I had problems with the operation as I had an infection and was on loads of strong antibiotics. This went on for a few weeks till I actually ended up in Ayr hospital between Christmas and New Year, again I only stayed in 24 hrs as they don’t understand the difference of nervous and anxiety.
Then was told that they felt chemo would not be a great advantage but I would need radiotherapy which would be up at the Beatson. Again another problem arose. How do I get there, I was too sore to drive, my partner is disabled and could not drive but I also could not get on public transport nor could I afford it. They said that they would provide transport.
Once again I had a problem as the ambulance team told me originally that I was not entitled to use them, that I could use public transport but that would have meant at least a 3 hour journey there and another 3 or 4 hour journey back depending on the time of day, plus I could not get on a bus or train for that length of time. Then they agreed yes, I could get an ambulance to pick me up but I then had a problem to get my partner to come with me as I was told by one person, yes I you have said you suffer with anxiety of new places and people but what is your medical need to have him as that is not a medical reason. Sorry it is. Anxiety is a mental health issue that ruins your life and is made worse with people not understanding it, and the medical staff should know this.
Up at the Beatson they were very good with me, once they understood how nervous and how stressed I was. If there was a long delay they would come out and say why don’t you go for a coffee or something and come back in an hour. The staff were fantastic really can’t fault them.
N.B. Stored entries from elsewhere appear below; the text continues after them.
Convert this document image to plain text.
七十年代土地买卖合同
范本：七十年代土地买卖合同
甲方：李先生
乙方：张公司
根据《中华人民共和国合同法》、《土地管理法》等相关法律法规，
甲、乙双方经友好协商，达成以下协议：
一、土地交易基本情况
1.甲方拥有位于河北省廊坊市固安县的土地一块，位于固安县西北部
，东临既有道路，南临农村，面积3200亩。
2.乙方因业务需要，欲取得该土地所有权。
My skin was badly damaged as I knew it would be as I suffer with dry skin at the best of times, and they got the nurse to see to me and there were people I could talk to as well.
At the end of my treatment I was told to see my practice nurse for a few weeks until I healed and that I would be called back to Crosshouse hospital for a review in a few weeks. When I asked how long, I was told it is normally 6 weeks but I’d get a letter before that. It has now been over 10 weeks since my radiotherapy has finished and I have still not heard from Crosshouse. I am still sore, my skin is still not healed and I really don’t know where to go to now.
If I get cancer again I will not be having treatment, as the whole experience for me has been a nightmare.
Sorry this has been so long but really wanted my story out there.